Cross-multiplication is a handy technique for solving equations involving fractions. It helps us to eliminate the denominators and work with simpler linear or quadratic equations. Here's how it works: when we have an equation of the form \( \frac{a}{b} = \frac{c}{d} \), we can multiply across the diagonal—hence the term cross-multiplication. This results in the equation \( a \cdot d = b \cdot c \). It is important because it keeps the equation balanced while removing the fractions.
In our problem, we apply this method to \( \frac{x+5}{x+2} = \frac{x-4}{x-10} \). Cross-multiplying gives \((x+5)(x-10) = (x-4)(x+2)\). Now the equation no longer contains fractions, paving the way for further simplification using algebraic rules.

• Ensure equations are set up, so fractions are equal to each other before crossing.
• Do not forget to parenthesize expressions when needed, as in \((x+5)(x-10)\).

The distributive property is a crucial algebraic rule used to expand expressions, especially when multiplying a binomial by another binomial, as seen in our exercise. This property states that for any three numbers, \( a \), \( b \), and \( c \), \( a(b+c) = ab + ac \). When dealing with our cross-multiplied equation \((x+5)(x-10) = (x-4)(x+2)\), we apply the distributive property to both sides to expand them.
Expanding involves:

• Multiplying each term in the first binomial by each term in the second binomial.
• Carefully keeping track of positive and negative signs.

The result of applying this property allows us to write both sides of the equation without parentheses: \(x^2 - 10x + 5x - 50\) becomes \(x^2 - 5x - 50\), and \(x^2 + 2x - 4x - 8\) simplifies to \(x^2 - 2x - 8\). It is essential to handle these steps cleanly to avoid errors further in the solving process.

Once a solution is found, it is essential to check it within the context of the original equation to ensure validity. This step confirms that no mistakes were made during solving, such as arithmetic errors or violations of the original equation's constraints.

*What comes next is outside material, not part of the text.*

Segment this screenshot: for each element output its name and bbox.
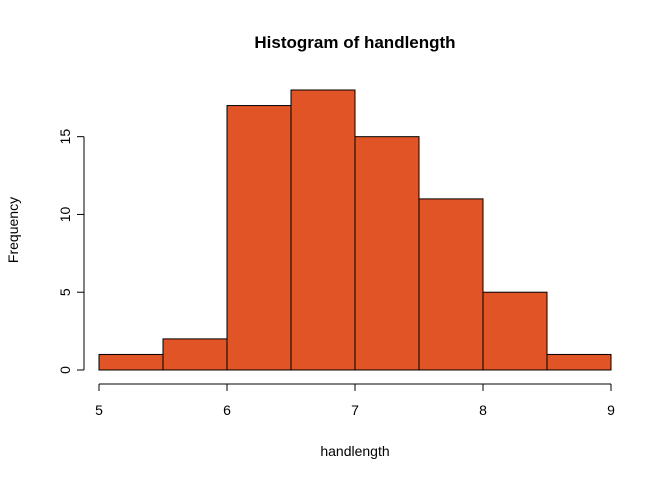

You substitute the solution back into the original equation and verify that both sides are equal.
In our exercise, substituting \( x = -14 \) back into the original fractions gives us \( \frac{-14 + 5}{-14 + 2} = \frac{3}{4} \) on the left side and \( \frac{-14 - 4}{-14 - 10} = \frac{3}{4} \) on the right side. Since both sides are indeed equal, \( x = -14 \) is a verified solution.

• Use caution to revert back to the original equation, not any manipulated versions.
• Pay special attention to the denominators to ensure no division by zero.

This practice not only confirms correctness but also builds confidence in the steps you've taken to solve algebraic equations.